One significant distinction between section 12 of the Rent Act 1977 and para 10 of Schedule 1 to the Housing Act 1988 is that the latter requires the landlord (who must be an individual and, hence, not a company or institution) to occupy another dwelling-house in the flat or building (as the case may be) “as his only or principal home” as opposed to merely “as his residence”. This, of course, marks a significant change in terminology from the Rent Act 1977 and derives from the condition which a public sector tenant must satisfy to qualify as a secure tenant: see section 81 of the Housing Act 1985. The Rent Act case-law must, therefore, be viewed with some caution when applying the same to the new legislation under the 1988 Act. Undoubtedly, occupation of a dwelling-house does not require continuous presence and clearly physical absences (even if prolonged) will not necessarily jeopardise the status of a resident landlord under the 1988 Act.

Where the absence is prolonged, it seems likely that the elements of an intention to return coupled with the requisite symbol of occupation may be prayed in aid in establishing continued occupation despite a lack of physical presence at the premises: see Poland v Earl Cadogan (1980) 250 EG 495 on the meaning of the similar phrase “only or main residence” used in section 1(2) of the Leasehold Reform Act 1967 and Crawley Borough Council v Sawyer (1987) 20 HLR 98 decided under the 1985 Act. However, not only must the landlord occupy the dwelling-house under para 10 but he must also occupy it as his only or principal home. Accordingly, the absent landlord may lose his privileged status, not because he has ceased to occupy the premises in law, but because he is living somewhere else during the time of absence and that somewhere else is found to be his principal home.

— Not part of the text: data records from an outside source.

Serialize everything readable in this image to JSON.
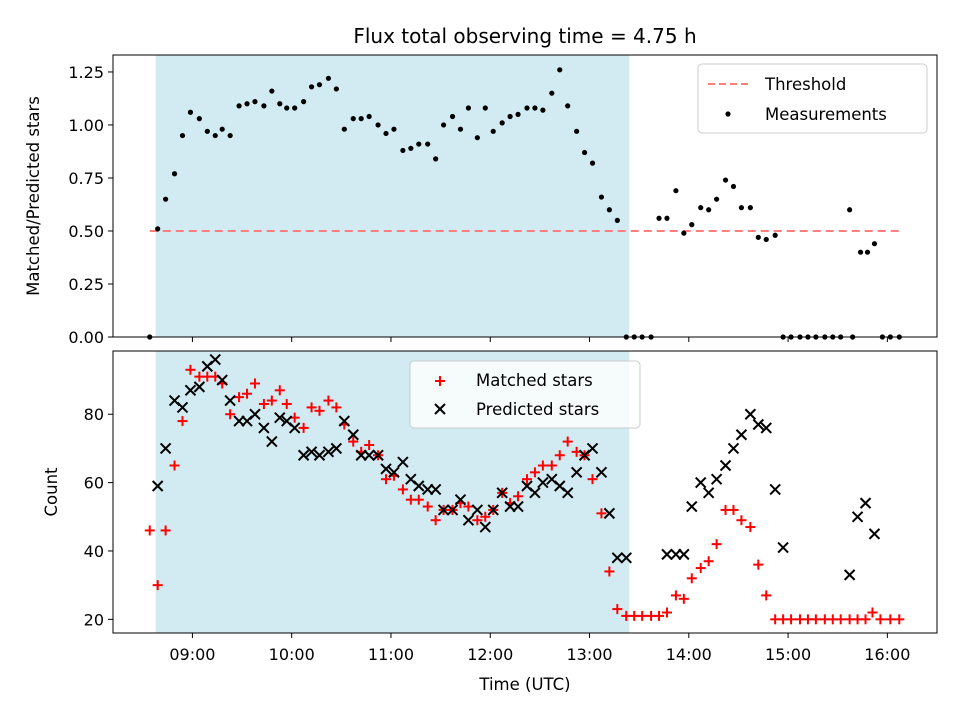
{
  "chart_data": {
    "title": "Flux total observing time = 4.75 h",
    "xlabel": "Time (UTC)",
    "xlim_hours": [
      8.2,
      16.5
    ],
    "xticks": [
      {
        "value": 9,
        "label": "09:00"
      },
      {
        "value": 10,
        "label": "10:00"
      },
      {
        "value": 11,
        "label": "11:00"
      },
      {
        "value": 12,
        "label": "12:00"
      },
      {
        "value": 13,
        "label": "13:00"
      },
      {
        "value": 14,
        "label": "14:00"
      },
      {
        "value": 15,
        "label": "15:00"
      },
      {
        "value": 16,
        "label": "16:00"
      }
    ],
    "shaded_span": {
      "x0": 8.63,
      "x1": 13.4,
      "color": "#add8e6"
    },
    "panels": [
      {
        "type": "scatter",
        "ylabel": "Matched/Predicted stars",
        "ylim": [
          0,
          1.33
        ],
        "yticks": [
          {
            "value": 0.0,
            "label": "0.00"
          },
          {
            "value": 0.25,
            "label": "0.25"
          },
          {
            "value": 0.5,
            "label": "0.50"
          },
          {
            "value": 0.75,
            "label": "0.75"
          },
          {
            "value": 1.0,
            "label": "1.00"
          },
          {
            "value": 1.25,
            "label": "1.25"
          }
        ],
        "threshold": {
          "name": "Threshold",
          "value": 0.5,
          "x0": 8.57,
          "x1": 16.13,
          "color": "#ff7f7f"
        },
        "legend": {
          "position": "upper right",
          "entries": [
            "Threshold",
            "Measurements"
          ]
        },
        "series": [
          {
            "name": "Measurements",
            "color": "#000000",
            "x": [
              8.57,
              8.65,
              8.73,
              8.82,
              8.9,
              8.98,
              9.07,
              9.15,
              9.23,
              9.3,
              9.38,
              9.47,
              9.55,
              9.63,
              9.72,
              9.8,
              9.88,
              9.95,
              10.03,
              10.12,
              10.2,
              10.28,
              10.37,
              10.45,
              10.53,
              10.62,
              10.7,
              10.78,
              10.87,
              10.95,
              11.03,
              11.12,
              11.2,
              11.28,
              11.37,
              11.45,
              11.53,
              11.62,
              11.7,
              11.78,
              11.87,
              11.95,
              12.03,
              12.12,
              12.2,
              12.28,
              12.37,
              12.45,
              12.53,
              12.62,
              12.7,
              12.78,
              12.87,
              12.95,
              13.03,
              13.12,
              13.2,
              13.28,
              13.37,
              13.45,
              13.53,
              13.62,
              13.7,
              13.78,
              13.87,
              13.95,
              14.03,
              14.12,
              14.2,
              14.28,
              14.37,
              14.45,
              14.53,
              14.62,
              14.7,
              14.78,
              14.87,
              14.95,
              15.03,
              15.12,
              15.2,
              15.28,
              15.37,
              15.45,
              15.53,
              15.62,
              15.65,
              15.73,
              15.8,
              15.87,
              15.95,
              16.03,
              16.12
            ],
            "y": [
              0.0,
              0.51,
              0.65,
              0.77,
              0.95,
              1.06,
              1.03,
              0.97,
              0.95,
              0.98,
              0.95,
              1.09,
              1.1,
              1.11,
              1.09,
              1.16,
              1.1,
              1.08,
              1.08,
              1.11,
              1.18,
              1.19,
              1.22,
              1.17,
              0.98,
              1.03,
              1.03,
              1.04,
              1.0,
              0.96,
              0.98,
              0.88,
              0.89,
              0.91,
              0.91,
              0.84,
              1.0,
              1.04,
              0.98,
              1.08,
              0.94,
              1.08,
              0.97,
              1.01,
              1.04,
              1.05,
              1.08,
              1.08,
              1.07,
              1.15,
              1.26,
              1.09,
              0.97,
              0.87,
              0.82,
              0.66,
              0.6,
              0.55,
              0.0,
              0.0,
              0.0,
              0.0,
              0.56,
              0.56,
              0.69,
              0.49,
              0.53,
              0.61,
              0.6,
              0.65,
              0.74,
              0.71,
              0.61,
              0.61,
              0.47,
              0.46,
              0.48,
              0.0,
              0.0,
              0.0,
              0.0,
              0.0,
              0.0,
              0.0,
              0.0,
              0.6,
              0.0,
              0.4,
              0.4,
              0.44,
              0.0,
              0.0,
              0.0
            ]
          }
        ]
      },
      {
        "type": "scatter",
        "ylabel": "Count",
        "ylim": [
          16,
          98.5
        ],
        "yticks": [
          {
            "value": 20,
            "label": "20"
          },
          {
            "value": 40,
            "label": "40"
          },
          {
            "value": 60,
            "label": "60"
          },
          {
            "value": 80,
            "label": "80"
          }
        ],
        "legend": {
          "position": "upper center",
          "entries": [
            "Matched stars",
            "Predicted stars"
          ]
        },
        "series": [
          {
            "name": "Matched stars",
            "marker": "+",
            "color": "#ff0000",
            "x": [
              8.57,
              8.65,
              8.73,
              8.82,
              8.9,
              8.98,
              9.07,
              9.15,
              9.23,
              9.3,
              9.38,
              9.47,
              9.55,
              9.63,
              9.72,
              9.8,
              9.88,
              9.95,
              10.03,
              10.12,
              10.2,
              10.28,
              10.37,
              10.45,
              10.53,
              10.62,
              10.7,
              10.78,
              10.87,
              10.95,
              11.03,
              11.12,
              11.2,
              11.28,
              11.37,
              11.45,
              11.53,
              11.62,
              11.7,
              11.78,
              11.87,
              11.95,
              12.03,
              12.12,
              12.2,
              12.28,
              12.37,
              12.45,
              12.53,
              12.62,
              12.7,
              12.78,
              12.87,
              12.95,
              13.03,
              13.12,
              13.2,
              13.28,
              13.37,
              13.45,
              13.53,
              13.62,
              13.7,
              13.78,
              13.87,
              13.95,
              14.03,
              14.12,
              14.2,
              14.28,
              14.37,
              14.45,
              14.53,
              14.62,
              14.7,
              14.78,
              14.87,
              14.95,
              15.03,
              15.12,
              15.2,
              15.28,
              15.37,
              15.45,
              15.53,
              15.62,
              15.7,
              15.78,
              15.85,
              15.93,
              16.03,
              16.12
            ],
            "y": [
              46,
              30,
              46,
              65,
              78,
              93,
              91,
              91,
              91,
              89,
              80,
              85,
              86,
              89,
              83,
              84,
              87,
              83,
              79,
              76,
              82,
              81,
              84,
              82,
              77,
              72,
              69,
              71,
              68,
              61,
              62,
              58,
              55,
              55,
              53,
              49,
              52,
              52,
              54,
              53,
              49,
              50,
              52,
              57,
              54,
              56,
              61,
              63,
              65,
              65,
              68,
              72,
              69,
              68,
              61,
              51,
              34,
              23,
              21,
              21,
              21,
              21,
              21,
              22,
              27,
              26,
              32,
              35,
              37,
              42,
              52,
              52,
              49,
              47,
              36,
              27,
              20,
              20,
              20,
              20,
              20,
              20,
              20,
              20,
              20,
              20,
              20,
              20,
              22,
              20,
              20,
              20
            ]
          },
          {
            "name": "Predicted stars",
            "marker": "x",
            "color": "#000000",
            "x": [
              8.65,
              8.73,
              8.82,
              8.9,
              8.98,
              9.07,
              9.15,
              9.23,
              9.3,
              9.38,
              9.47,
              9.55,
              9.63,
              9.72,
              9.8,
              9.88,
              9.95,
              10.03,
              10.12,
              10.2,
              10.28,
              10.37,
              10.45,
              10.53,
              10.62,
              10.7,
              10.78,
              10.87,
              10.95,
              11.03,
              11.12,
              11.2,
              11.28,
              11.37,
              11.45,
              11.53,
              11.62,
              11.7,
              11.78,
              11.87,
              11.95,
              12.03,
              12.12,
              12.2,
              12.28,
              12.37,
              12.45,
              12.53,
              12.62,
              12.7,
              12.78,
              12.87,
              12.95,
              13.03,
              13.12,
              13.2,
              13.28,
              13.37,
              13.78,
              13.87,
              13.95,
              14.03,
              14.12,
              14.2,
              14.28,
              14.37,
              14.45,
              14.53,
              14.62,
              14.7,
              14.78,
              14.87,
              14.95,
              15.62,
              15.7,
              15.78,
              15.87
            ],
            "y": [
              59,
              70,
              84,
              82,
              87,
              88,
              94,
              96,
              90,
              84,
              78,
              78,
              80,
              76,
              72,
              79,
              78,
              76,
              68,
              69,
              68,
              69,
              70,
              78,
              74,
              68,
              68,
              68,
              64,
              63,
              66,
              61,
              59,
              58,
              58,
              52,
              52,
              55,
              49,
              52,
              47,
              52,
              57,
              53,
              53,
              59,
              57,
              60,
              61,
              59,
              57,
              63,
              68,
              70,
              63,
              51,
              38,
              38,
              39,
              39,
              39,
              53,
              60,
              57,
              61,
              65,
              70,
              74,
              80,
              77,
              76,
              58,
              41,
              33,
              50,
              54,
              45
            ]
          }
        ]
      }
    ]
  }
}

Undoubtedly, where there is a genuine case of a landlord occupying two homes, it will be a question of fact and degree which of the two is the principal one. For example, in Frost v Feltham [1] 1 WLR 452, Nourse J held that a publican who lived above his pub, which was rented, and who spent two or three days a month in a house he owned in Wales (being the only property he actually owned) was entitled to claim the house in Wales as his “only or main residence” for the purposes of mortgage interest relief under the income tax legislation. The house in Wales was his “more important” residence of the two and the issue depended on looking at all the circumstances and not just the way in which the taxpayer divided his time between the two residences: see also Fowell v Radford (supra), where Lord Denning MR accepted that the whole history and circumstances were all relevant factors in the equation.

What is absolutely clear, however, is that, unlike under the Rent Act 1977, it would be quite contrary to the intention of the draftsman under the 1988 Act to permit a landlord to qualify under para 10 in more than one property.